Biasanya jika itu pasien bapak, mereka akan membuat janji terlebih dahulu melalui nomor teleponku. Karena bapak juga seorang petani. Maka tak jarang, pasien harus pulang dengan tangan hampa karena bapak tak ada di rumah.
Karena penasaran, aku mendekat ke kaca rumah dengan posisi badan masih tertutup gorden.
Aku terperanjat ketika mengetahui siapa pemilik mobil sedan itu.
Dia adalah Mas Adry. Mati aku, belum mandi, muka masih kucel seperti gembel. Andai ia tidak melamarku kemarin, mungkin aku tak akan segugup ini.
Aku segera berlari menuju kamar, meraih handuk secepat kilat menuju kamar mandi.
"Kenape Vi, lari-lari kek orang kesetanan?" Emak mengernyitkan keningnya, keheranan melihat tingkahku.
"Kebelet, Mak," jawabku singkat.

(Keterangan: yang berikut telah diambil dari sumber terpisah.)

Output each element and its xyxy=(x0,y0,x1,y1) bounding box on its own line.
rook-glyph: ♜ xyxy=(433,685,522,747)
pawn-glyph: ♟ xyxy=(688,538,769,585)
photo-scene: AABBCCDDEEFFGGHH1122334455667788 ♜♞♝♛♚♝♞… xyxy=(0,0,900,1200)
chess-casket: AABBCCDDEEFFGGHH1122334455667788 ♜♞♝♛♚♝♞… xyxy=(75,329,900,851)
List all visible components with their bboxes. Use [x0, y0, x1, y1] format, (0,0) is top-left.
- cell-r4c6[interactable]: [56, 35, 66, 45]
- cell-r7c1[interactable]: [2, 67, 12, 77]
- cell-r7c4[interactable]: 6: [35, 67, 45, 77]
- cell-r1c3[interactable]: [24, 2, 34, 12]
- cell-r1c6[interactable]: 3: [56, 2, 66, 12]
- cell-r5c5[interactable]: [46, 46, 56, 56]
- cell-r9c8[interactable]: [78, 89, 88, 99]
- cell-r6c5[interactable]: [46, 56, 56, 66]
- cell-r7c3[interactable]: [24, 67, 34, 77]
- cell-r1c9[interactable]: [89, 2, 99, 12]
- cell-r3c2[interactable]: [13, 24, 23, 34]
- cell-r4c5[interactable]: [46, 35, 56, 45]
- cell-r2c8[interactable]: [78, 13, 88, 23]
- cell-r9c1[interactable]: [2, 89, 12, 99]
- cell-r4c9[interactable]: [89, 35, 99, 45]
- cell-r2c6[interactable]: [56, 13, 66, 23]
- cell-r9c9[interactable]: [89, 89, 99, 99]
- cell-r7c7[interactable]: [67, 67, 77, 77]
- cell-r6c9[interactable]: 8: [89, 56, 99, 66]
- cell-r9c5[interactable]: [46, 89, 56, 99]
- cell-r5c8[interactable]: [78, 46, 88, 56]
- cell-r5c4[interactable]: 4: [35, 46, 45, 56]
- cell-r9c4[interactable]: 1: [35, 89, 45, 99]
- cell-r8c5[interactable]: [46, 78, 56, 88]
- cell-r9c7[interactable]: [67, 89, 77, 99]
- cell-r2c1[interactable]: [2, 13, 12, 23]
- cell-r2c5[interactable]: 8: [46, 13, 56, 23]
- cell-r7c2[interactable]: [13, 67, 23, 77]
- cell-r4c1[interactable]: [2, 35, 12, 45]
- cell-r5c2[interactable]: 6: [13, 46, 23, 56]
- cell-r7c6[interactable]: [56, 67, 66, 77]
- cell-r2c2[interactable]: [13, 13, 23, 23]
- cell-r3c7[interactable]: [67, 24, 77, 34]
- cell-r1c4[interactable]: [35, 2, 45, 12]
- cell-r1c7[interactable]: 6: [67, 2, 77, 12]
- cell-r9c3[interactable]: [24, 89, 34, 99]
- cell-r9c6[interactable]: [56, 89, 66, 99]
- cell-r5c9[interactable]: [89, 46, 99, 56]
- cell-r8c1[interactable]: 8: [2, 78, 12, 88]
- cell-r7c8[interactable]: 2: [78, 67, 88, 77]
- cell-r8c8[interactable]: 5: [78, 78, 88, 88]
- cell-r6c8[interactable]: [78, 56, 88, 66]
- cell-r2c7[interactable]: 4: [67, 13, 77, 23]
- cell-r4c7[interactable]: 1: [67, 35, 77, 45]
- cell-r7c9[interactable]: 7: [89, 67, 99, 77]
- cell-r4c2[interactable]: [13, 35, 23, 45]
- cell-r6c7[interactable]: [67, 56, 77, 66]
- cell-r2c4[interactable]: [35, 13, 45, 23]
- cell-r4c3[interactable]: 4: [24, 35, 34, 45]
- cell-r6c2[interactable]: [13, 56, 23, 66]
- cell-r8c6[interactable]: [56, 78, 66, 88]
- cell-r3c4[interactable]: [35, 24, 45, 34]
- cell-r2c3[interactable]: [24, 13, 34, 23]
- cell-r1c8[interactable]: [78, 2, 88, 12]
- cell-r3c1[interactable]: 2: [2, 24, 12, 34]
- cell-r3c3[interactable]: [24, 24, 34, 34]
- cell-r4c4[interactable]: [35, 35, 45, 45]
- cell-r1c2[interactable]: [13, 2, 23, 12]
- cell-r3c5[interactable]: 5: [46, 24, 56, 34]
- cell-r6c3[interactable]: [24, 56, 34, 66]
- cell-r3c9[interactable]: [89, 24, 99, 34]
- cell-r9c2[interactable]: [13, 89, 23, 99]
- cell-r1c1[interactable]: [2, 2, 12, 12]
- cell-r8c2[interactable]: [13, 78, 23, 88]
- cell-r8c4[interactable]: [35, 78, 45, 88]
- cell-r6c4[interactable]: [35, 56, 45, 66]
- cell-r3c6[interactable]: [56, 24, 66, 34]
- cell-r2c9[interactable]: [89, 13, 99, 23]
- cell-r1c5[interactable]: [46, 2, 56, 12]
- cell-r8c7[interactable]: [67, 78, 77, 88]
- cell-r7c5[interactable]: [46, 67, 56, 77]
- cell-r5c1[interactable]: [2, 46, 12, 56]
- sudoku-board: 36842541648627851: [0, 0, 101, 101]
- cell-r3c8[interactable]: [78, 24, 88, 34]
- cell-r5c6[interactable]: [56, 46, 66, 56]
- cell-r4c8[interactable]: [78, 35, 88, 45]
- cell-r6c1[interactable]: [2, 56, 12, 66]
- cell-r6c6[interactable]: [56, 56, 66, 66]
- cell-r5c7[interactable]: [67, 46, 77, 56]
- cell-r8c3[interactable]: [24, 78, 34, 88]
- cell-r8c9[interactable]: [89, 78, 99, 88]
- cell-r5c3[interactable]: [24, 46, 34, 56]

Lalu segera ke kamar mandi.
Saat cuaca dingin seperti ini, aku paling malas mandi pagi. Walaupun Emak sering memarahi, anak gadis tak baik seperti itu.
"Cuman seminggu sekali, Mak. Senin sampai Sabtu Devi mandi sebelum shalat subuh."
Begitulah pembelaanku saat dinasehati Emak. Lalu, Emak akan memukul bokongku dan mengomel hingga ia menemukan topik baru untuk mengubah tema omelannya.
***
Setelah selesai mandi dan bersiap, aku berjalan menuju ruang tamu.
Terdengar gelak tawa emak diselingi suara tepukan memukul-mukul.
Emakku kalau tertawa selalu memukul siapapun yang ada di dekatnya. Pasti Mas Adry sedang menikmati setiap pukulan tangan Emak yang pedasnya seperti bon cabe level 5. Duh Gusti!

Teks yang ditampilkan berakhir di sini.